AAA: What is the Expo like overall?

RG: The Careers Expo proved to be a great jumping off point for exploring a vast array of professions that utilize anthropological training. Amongst the booths present at the Expo, there were representatives from various organizations, non-profits, government services, the private sector, cultural education, consulting, and anthropological subfield societies and councils. Everyone I chatted with was exceedingly supportive and gave great, actionable advice.


AAA: What led you to focus on UX specifically?

RG: The career guides who I talked to about their experiences had wound up in UX through rather individualized circumstances, but each emphasized the importance of leveraging the anthropological skillset, especially one that’s trained in qualitative research methods, to relate to pre-requisite skills that are often masked by industry jargon.


AAA: Can you give some examples?

AL: Ethnography was noted as a key skill to utilize throughout a career as a user experience designer. I was also introduced to the concept of human-centered design as a conceptually distinct but complementary framework to anthropology. Anthropologists in UX aim to recenter people within the product lifespan and remind organizations of the importance of talking to the public and end users about what is being developed. I felt this aligned with my values to center people and improve people’s lives within the context of my career.
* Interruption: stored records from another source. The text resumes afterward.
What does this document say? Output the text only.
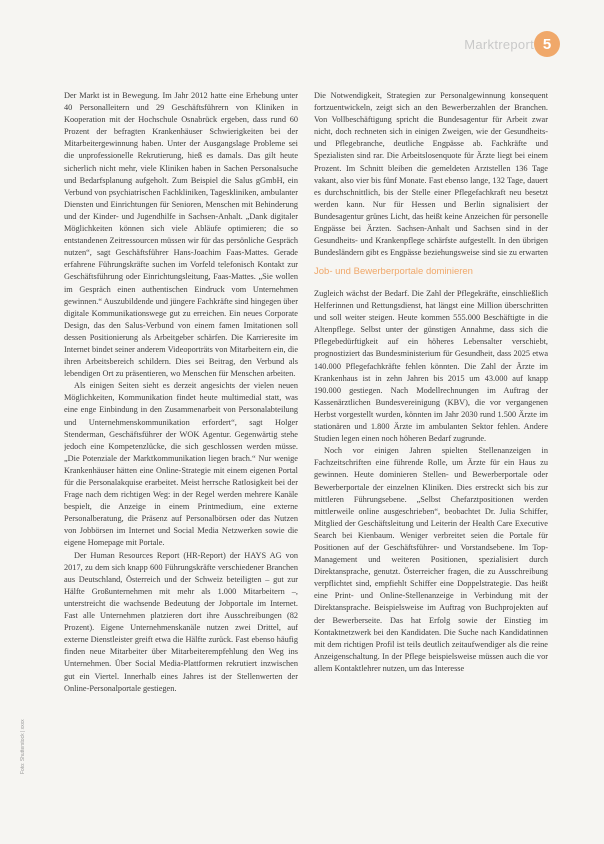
Marktreport 5

Der Markt ist in Bewegung. Im Jahr 2012 hatte eine Erhebung unter 40 Personalleitern und 29 Geschäftsführern von Kliniken in Kooperation mit der Hochschule Osnabrück ergeben, dass rund 60 Prozent der befragten Krankenhäuser Schwierigkeiten bei der Mitarbeitergewinnung haben. Unter der Ausgangslage Probleme sei die unprofessionelle Rekrutierung, hieß es damals. Das gilt heute sicherlich nicht mehr, viele Kliniken haben in Sachen Personalsuche und Bedarfsplanung aufgeholt. Zum Beispiel die Salus gGmbH, ein Verbund von psychiatrischen Fachkliniken, Tageskliniken, ambulanter Diensten und Einrichtungen für Senioren, Menschen mit Behinderung und der Kinder- und Jugendhilfe in Sachsen-Anhalt. „Dank digitaler Möglichkeiten können sich viele Abläufe optimieren; die so entstandenen Zeitressourcen müssen wir für das persönliche Gespräch nutzen“, sagt Geschäftsführer Hans-Joachim Faas-Mattes. Gerade erfahrene Führungskräfte suchen im Vorfeld telefonisch Kontakt zur Geschäftsführung oder Einrichtungsleitung, Faas-Mattes. „Sie wollen im Gespräch einen authentischen Eindruck vom Unternehmen gewinnen.“ Auszubildende und jüngere Fachkräfte sind hingegen über digitale Kommunikationswege gut zu erreichen. Ein neues Corporate Design, das den Salus-Verbund von einem famen Imitationen soll dessen Positionierung als Arbeitgeber schärfen. Die Karrieresite im Internet bindet seiner anderem Videoporträts von Mitarbeitern ein, die ihren Arbeitsbereich schildern. Dies sei Beitrag, den Verbund als lebendigen Ort zu präsentieren, wo Menschen für Menschen arbeiten.

Als einigen Seiten sieht es derzeit angesichts der vielen neuen Möglichkeiten, Kommunikation findet heute multimedial statt, was eine enge Einbindung in den Zusammenarbeit von Personalabteilung und Unternehmenskommunikation erfordert“, sagt Holger Stenderman, Geschäftsführer der WOK Agentur. Gegenwärtig stehe jedoch eine Kompetenzlücke, die sich geschlossen werden müsse. „Die Potenziale der Marktkommunikation liegen brach.“ Nur wenige Krankenhäuser hätten eine Online-Strategie mit einem eigenen Portal für die Personalakquise erarbeitet. Meist herrsche Ratlosigkeit bei der Frage nach dem richtigen Weg: in der Regel werden mehrere Kanäle bespielt, die Anzeige in einem Printmedium, eine externe Personalberatung, die Präsenz auf Personalbörsen oder das Nutzen von Jobbörsen im Internet und Social Media Netzwerken sowie die eigene Homepage mit Portale.

Der Human Resources Report (HR-Report) der HAYS AG von 2017, zu dem sich knapp 600 Führungskräfte verschiedener Branchen aus Deutschland, Österreich und der Schweiz beteiligten – gut zur Hälfte Großunternehmen mit mehr als 1.000 Mitarbeitern –, unterstreicht die wachsende Bedeutung der Jobportale im Internet. Fast alle Unternehmen platzieren dort ihre Ausschreibungen (82 Prozent). Eigene Unternehmenskanäle nutzen zwei Drittel, auf externe Dienstleister greift etwa die Hälfte zurück. Fast ebenso häufig finden neue Mitarbeiter über Mitarbeiterempfehlung den Weg ins Unternehmen. Über Social Media-Plattformen rekrutiert inzwischen gut ein Viertel. Innerhalb eines Jahres ist der Stellenwerten der Online-Personalportale gestiegen.

Die Notwendigkeit, Strategien zur Personalgewinnung konsequent fortzuentwickeln, zeigt sich an den Bewerberzahlen der Branchen. Von Vollbeschäftigung spricht die Bundesagentur für Arbeit zwar nicht, doch rechneten sich in einigen Zweigen, wie der Gesundheits- und Pflegebranche, deutliche Engpässe ab. Fachkräfte und Spezialisten sind rar. Die Arbeitslosenquote für Ärzte liegt bei einem Prozent. Im Schnitt bleiben die gemeldeten Arztstellen 136 Tage vakant, also vier bis fünf Monate. Fast ebenso lange, 132 Tage, dauert es durchschnittlich, bis der Stelle einer Pflegefachkraft neu besetzt werden kann. Nur für Hessen und Berlin signalisiert der Bundesagentur grünes Licht, das heißt keine Anzeichen für personelle Engpässe bei Ärzten. Sachsen-Anhalt und Sachsen sind in der Gesundheits- und Krankenpflege schärfste aufgestellt. In den übrigen Bundesländern gibt es Engpässe beziehungsweise sind sie zu erwarten

Job- und Bewerberportale dominieren

Zugleich wächst der Bedarf. Die Zahl der Pflegekräfte, einschließlich Helferinnen und Rettungsdienst, hat längst eine Million überschritten und soll weiter steigen. Heute kommen 555.000 Beschäftigte in die Altenpflege. Selbst unter der günstigen Annahme, dass sich die Pflegebedürftigkeit auf ein höheres Lebensalter verschiebt, prognostiziert das Bundesministerium für Gesundheit, dass 2025 etwa 140.000 Pflegefachkräfte fehlen könnten. Die Zahl der Ärzte im Krankenhaus ist in zehn Jahren bis 2015 um 43.000 auf knapp 190.000 gestiegen. Nach Modellrechnungen im Auftrag der Kassenärztlichen Bundesvereinigung (KBV), die vor vergangenen Herbst vorgestellt wurden, könnten im Jahr 2030 rund 1.500 Ärzte im stationären und 1.800 Ärzte im ambulanten Sektor fehlen. Andere Studien legen einen noch höheren Bedarf zugrunde.

Noch vor einigen Jahren spielten Stellenanzeigen in Fachzeitschriften eine führende Rolle, um Ärzte für ein Haus zu gewinnen. Heute dominieren Stellen- und Bewerberportale oder Bewerberportale der einzelnen Kliniken. Dies erstreckt sich bis zur mittleren Führungsebene. „Selbst Chefarztpositionen werden mittlerweile online ausgeschrieben“, beobachtet Dr. Julia Schiffer, Mitglied der Geschäftsleitung und Leiterin der Health Care Executive Search bei Kienbaum. Weniger verbreitet seien die Portale für Positionen auf der Geschäftsführer- und Vorstandsebene. Im Top-Management und weiteren Positionen, spezialisiert durch Direktansprache, genutzt. Österreicher fragen, die zu Ausschreibung verpflichtet sind, empfiehlt Schiffer eine Doppelstrategie. Das heißt eine Print- und Online-Stellenanzeige in Verbindung mit der Direktansprache. Beispielsweise im Auftrag von Buchprojekten auf der Bewerberseite. Das hat Erfolg sowie der Einstieg im Kontaktnetzwerk bei den Kandidaten. Die Suche nach Kandidatinnen mit dem richtigen Profil ist teils deutlich zeitaufwendiger als die reine Anzeigenschaltung. In der Pflege beispielsweise müssen auch die vor allem Kontaktlehrer nutzen, um das Interesse

Foto: Shutterstock | xxxx
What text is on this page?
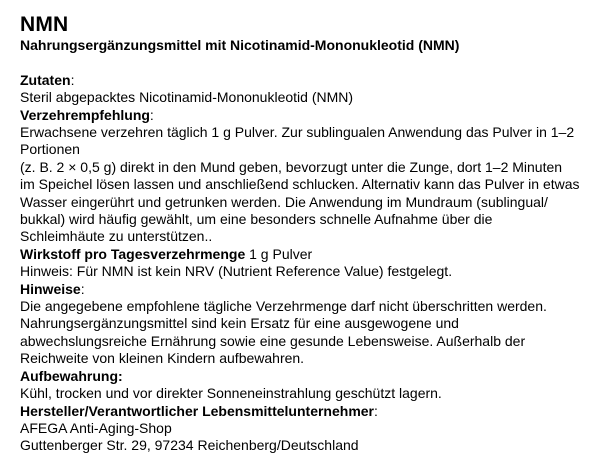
NMN
Nahrungsergänzungsmittel mit Nicotinamid-Mononukleotid (NMN)
Zutaten:
Steril abgepacktes Nicotinamid-Mononukleotid (NMN)
Verzehrempfehlung:
Erwachsene verzehren täglich 1 g Pulver. Zur sublingualen Anwendung das Pulver in 1–2
Portionen
(z. B. 2 × 0,5 g) direkt in den Mund geben, bevorzugt unter die Zunge, dort 1–2 Minuten
im Speichel lösen lassen und anschließend schlucken. Alternativ kann das Pulver in etwas
Wasser eingerührt und getrunken werden. Die Anwendung im Mundraum (sublingual/
bukkal) wird häufig gewählt, um eine besonders schnelle Aufnahme über die
Schleimhäute zu unterstützen..
Wirkstoff pro Tagesverzehrmenge 1 g Pulver
Hinweis: Für NMN ist kein NRV (Nutrient Reference Value) festgelegt.
Hinweise:
Die angegebene empfohlene tägliche Verzehrmenge darf nicht überschritten werden.
Nahrungsergänzungsmittel sind kein Ersatz für eine ausgewogene und
abwechslungsreiche Ernährung sowie eine gesunde Lebensweise. Außerhalb der
Reichweite von kleinen Kindern aufbewahren.
Aufbewahrung:
Kühl, trocken und vor direkter Sonneneinstrahlung geschützt lagern.
Hersteller/Verantwortlicher Lebensmittelunternehmer:
AFEGA Anti-Aging-Shop
Guttenberger Str. 29, 97234 Reichenberg/Deutschland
RG: Reshama Damle of CGI and Tanya Rodriguez of Hormel Foods Corp. were kind enough to provide some translations of UX industry jargon and keywords that may pop up in job descriptions that anthropologists may be familiar with:

•    User experience = anthropology
•    Contextual inquiry = ethnography
•    Focus group; IDI (one on one interview) = participant observation
•    Generative research = “in the field”


AAA: Now that you’ve been to the Expo, what’s next for you?

AL: I identified some action steps for myself (including diving into the design literature, learning design software Adobe XD and/or others), and consider how to integrate design into some current research projects. The key skills to develop include an understanding of human-centered design, software related to design (dependent on the role), and experience conducting mixed methods research.

RG: Careers in UX are understandably growing for anthropologists as companies seek to increase their knowledge of how users consume their products through differing cultural lenses, gendered experiences, and generational backgrounds. These aspects of the user experience all fundamentally deal with the question of what it means to be human: a question that anthropologists spend their degrees and careers trying to answer. Though I’m still open to where my post-grad school future may lead me, the NAPA/AAA Careers Expo has given me some excellent ideas on where to cast my net when I get to that stage.